Two other contributors have raised the question of specificity: are Karuti's landscapes located or could they be anywhere? Is this situated knowledge or a view from nowhere? The cows, as we have seen, are clearly in a place: these are Maasai cattle in a Maasai space. But what about the lift and the aquarium? Two glass walls seen through a lens. Does it matter where these videos were made? If you've seen one of them, have you seen them all? But I wonder: body, machine - location?

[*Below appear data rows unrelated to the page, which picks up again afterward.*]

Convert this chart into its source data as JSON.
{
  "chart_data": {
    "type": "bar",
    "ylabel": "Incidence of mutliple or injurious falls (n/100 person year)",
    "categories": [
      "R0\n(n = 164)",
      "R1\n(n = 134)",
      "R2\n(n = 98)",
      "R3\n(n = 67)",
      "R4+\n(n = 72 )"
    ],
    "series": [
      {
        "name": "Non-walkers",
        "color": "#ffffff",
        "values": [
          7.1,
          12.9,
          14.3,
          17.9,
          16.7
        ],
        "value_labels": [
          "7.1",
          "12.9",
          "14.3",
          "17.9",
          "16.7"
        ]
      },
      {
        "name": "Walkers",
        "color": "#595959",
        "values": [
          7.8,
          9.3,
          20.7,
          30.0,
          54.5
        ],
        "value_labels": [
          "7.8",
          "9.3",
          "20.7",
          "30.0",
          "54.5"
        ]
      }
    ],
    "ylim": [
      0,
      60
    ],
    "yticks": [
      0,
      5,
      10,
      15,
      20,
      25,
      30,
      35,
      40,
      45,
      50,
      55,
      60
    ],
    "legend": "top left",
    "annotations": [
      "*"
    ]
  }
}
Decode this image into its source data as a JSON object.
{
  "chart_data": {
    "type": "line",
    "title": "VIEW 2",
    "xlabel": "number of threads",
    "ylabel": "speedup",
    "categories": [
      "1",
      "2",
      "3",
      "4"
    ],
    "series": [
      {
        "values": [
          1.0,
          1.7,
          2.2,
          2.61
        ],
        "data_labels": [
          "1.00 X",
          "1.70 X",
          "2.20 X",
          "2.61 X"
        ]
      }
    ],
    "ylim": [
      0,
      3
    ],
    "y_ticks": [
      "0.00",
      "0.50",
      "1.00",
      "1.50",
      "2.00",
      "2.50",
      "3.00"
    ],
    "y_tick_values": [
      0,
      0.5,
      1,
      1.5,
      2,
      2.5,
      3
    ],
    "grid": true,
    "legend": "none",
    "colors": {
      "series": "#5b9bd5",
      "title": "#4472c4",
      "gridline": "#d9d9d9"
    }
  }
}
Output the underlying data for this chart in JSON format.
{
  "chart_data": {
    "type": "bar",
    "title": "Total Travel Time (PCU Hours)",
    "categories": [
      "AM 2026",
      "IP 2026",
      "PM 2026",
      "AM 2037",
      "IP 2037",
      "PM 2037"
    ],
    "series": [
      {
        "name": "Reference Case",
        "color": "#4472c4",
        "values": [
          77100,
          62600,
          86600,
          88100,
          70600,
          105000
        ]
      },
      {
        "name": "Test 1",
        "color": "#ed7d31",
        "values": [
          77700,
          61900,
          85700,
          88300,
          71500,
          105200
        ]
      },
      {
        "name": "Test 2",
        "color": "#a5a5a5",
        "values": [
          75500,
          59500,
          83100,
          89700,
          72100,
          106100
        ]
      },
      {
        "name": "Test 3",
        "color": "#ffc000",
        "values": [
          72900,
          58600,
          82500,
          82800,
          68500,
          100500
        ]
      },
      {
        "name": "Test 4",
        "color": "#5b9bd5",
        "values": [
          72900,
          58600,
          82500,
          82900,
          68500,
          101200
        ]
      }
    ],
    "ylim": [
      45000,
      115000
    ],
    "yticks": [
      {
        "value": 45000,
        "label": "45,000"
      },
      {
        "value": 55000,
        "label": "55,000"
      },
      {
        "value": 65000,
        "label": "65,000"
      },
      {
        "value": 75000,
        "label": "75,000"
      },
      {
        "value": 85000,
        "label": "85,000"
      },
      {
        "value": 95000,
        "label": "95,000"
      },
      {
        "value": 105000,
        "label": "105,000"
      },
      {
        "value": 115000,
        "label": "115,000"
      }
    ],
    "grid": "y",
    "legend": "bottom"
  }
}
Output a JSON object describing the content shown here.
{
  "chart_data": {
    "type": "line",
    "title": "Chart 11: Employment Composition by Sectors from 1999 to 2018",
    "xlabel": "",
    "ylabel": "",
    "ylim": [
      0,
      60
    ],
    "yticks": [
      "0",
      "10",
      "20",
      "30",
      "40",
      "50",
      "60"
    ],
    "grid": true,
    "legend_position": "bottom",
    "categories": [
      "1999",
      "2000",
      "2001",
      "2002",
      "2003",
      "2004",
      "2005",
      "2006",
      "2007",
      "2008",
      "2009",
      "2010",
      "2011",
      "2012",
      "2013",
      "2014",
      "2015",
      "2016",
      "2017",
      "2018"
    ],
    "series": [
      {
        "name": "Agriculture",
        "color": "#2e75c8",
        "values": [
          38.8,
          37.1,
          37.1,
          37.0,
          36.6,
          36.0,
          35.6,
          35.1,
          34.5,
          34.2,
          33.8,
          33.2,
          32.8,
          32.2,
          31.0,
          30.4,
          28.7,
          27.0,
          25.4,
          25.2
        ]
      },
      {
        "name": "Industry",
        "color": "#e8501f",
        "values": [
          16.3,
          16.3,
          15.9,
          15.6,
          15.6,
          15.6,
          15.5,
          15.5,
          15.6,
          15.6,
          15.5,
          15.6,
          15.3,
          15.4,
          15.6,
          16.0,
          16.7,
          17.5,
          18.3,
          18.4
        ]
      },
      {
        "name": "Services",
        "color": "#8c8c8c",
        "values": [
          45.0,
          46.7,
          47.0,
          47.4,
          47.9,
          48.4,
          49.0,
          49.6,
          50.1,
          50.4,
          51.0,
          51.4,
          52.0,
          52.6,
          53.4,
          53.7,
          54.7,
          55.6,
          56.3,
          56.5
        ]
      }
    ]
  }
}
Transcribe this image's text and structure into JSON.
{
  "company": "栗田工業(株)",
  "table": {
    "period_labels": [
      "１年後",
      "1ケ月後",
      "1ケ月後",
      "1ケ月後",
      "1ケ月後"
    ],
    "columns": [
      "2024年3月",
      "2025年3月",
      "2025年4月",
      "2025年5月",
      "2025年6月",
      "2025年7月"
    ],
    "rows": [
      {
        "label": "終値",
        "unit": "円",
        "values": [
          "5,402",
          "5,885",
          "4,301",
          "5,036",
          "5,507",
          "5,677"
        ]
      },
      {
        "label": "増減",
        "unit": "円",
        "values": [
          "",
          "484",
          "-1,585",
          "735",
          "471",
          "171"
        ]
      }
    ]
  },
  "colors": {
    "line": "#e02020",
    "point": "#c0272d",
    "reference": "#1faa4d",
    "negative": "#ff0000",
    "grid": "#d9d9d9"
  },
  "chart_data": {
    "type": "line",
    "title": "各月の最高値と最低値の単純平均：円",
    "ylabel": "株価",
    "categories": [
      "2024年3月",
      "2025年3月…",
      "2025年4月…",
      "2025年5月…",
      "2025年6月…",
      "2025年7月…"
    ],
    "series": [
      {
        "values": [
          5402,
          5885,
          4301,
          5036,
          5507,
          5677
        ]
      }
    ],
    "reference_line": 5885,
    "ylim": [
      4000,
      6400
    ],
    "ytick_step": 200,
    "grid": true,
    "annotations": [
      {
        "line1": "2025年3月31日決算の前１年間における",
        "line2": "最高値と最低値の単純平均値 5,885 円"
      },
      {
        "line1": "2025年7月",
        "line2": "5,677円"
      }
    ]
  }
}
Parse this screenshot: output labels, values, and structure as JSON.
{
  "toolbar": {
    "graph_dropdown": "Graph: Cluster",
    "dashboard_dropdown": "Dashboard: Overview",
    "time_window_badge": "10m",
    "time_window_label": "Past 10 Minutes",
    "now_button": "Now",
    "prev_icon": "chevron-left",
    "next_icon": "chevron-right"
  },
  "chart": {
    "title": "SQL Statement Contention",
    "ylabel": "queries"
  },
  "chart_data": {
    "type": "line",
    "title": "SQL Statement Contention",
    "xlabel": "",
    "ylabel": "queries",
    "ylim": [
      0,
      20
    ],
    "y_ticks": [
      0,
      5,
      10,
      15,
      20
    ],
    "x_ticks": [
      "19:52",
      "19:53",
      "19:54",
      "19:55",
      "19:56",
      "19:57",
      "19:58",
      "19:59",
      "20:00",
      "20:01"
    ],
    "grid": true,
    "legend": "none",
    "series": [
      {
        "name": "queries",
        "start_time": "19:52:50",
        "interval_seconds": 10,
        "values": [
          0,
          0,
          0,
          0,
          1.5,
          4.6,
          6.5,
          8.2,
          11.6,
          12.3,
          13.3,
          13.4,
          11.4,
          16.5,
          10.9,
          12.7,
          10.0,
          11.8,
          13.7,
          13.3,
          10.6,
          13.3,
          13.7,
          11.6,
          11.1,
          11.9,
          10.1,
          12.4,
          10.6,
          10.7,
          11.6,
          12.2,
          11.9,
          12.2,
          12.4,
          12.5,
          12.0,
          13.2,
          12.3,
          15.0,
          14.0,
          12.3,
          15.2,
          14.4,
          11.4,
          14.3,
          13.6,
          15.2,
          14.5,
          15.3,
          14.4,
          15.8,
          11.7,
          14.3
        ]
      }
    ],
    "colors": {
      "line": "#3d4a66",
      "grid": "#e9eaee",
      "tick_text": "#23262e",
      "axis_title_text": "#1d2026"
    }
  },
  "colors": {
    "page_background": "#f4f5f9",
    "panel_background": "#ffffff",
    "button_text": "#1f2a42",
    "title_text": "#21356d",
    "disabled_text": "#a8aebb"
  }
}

I saw Tizian Büchi's prize-winning film, L’îlot (in German: Kleine Insel; in English: Like an island) when it was released a few weeks ago. The critics describe it as a hybrid, something like a documentary but not quite. And it too plays with these senses of location and dislocation, place and displacement, but it does so in some very different ways. A river running through a strip of remaining wooded land in suburban Lausanne is overlaid with sounds that might almost but don't quite belong. The main figures, two security guards whose task is quite obscure, and a couple who might be lovers from the two sides of the river or some kind of jinn, genii loci, are very much there, but also from elsewhere. This is a highly specific work: a film on location, filmed on location. Everyone and everything occupies at least two worlds, but the senses of resonance and continuity emerge from lives and landscapes which are detailed and precise.
Then I talk to a visitor who begs me not to tell her where Supersonic, the video of the lift, was made. Du würdest es verderben, wenn du es mir sagst, she says: that would spoil it.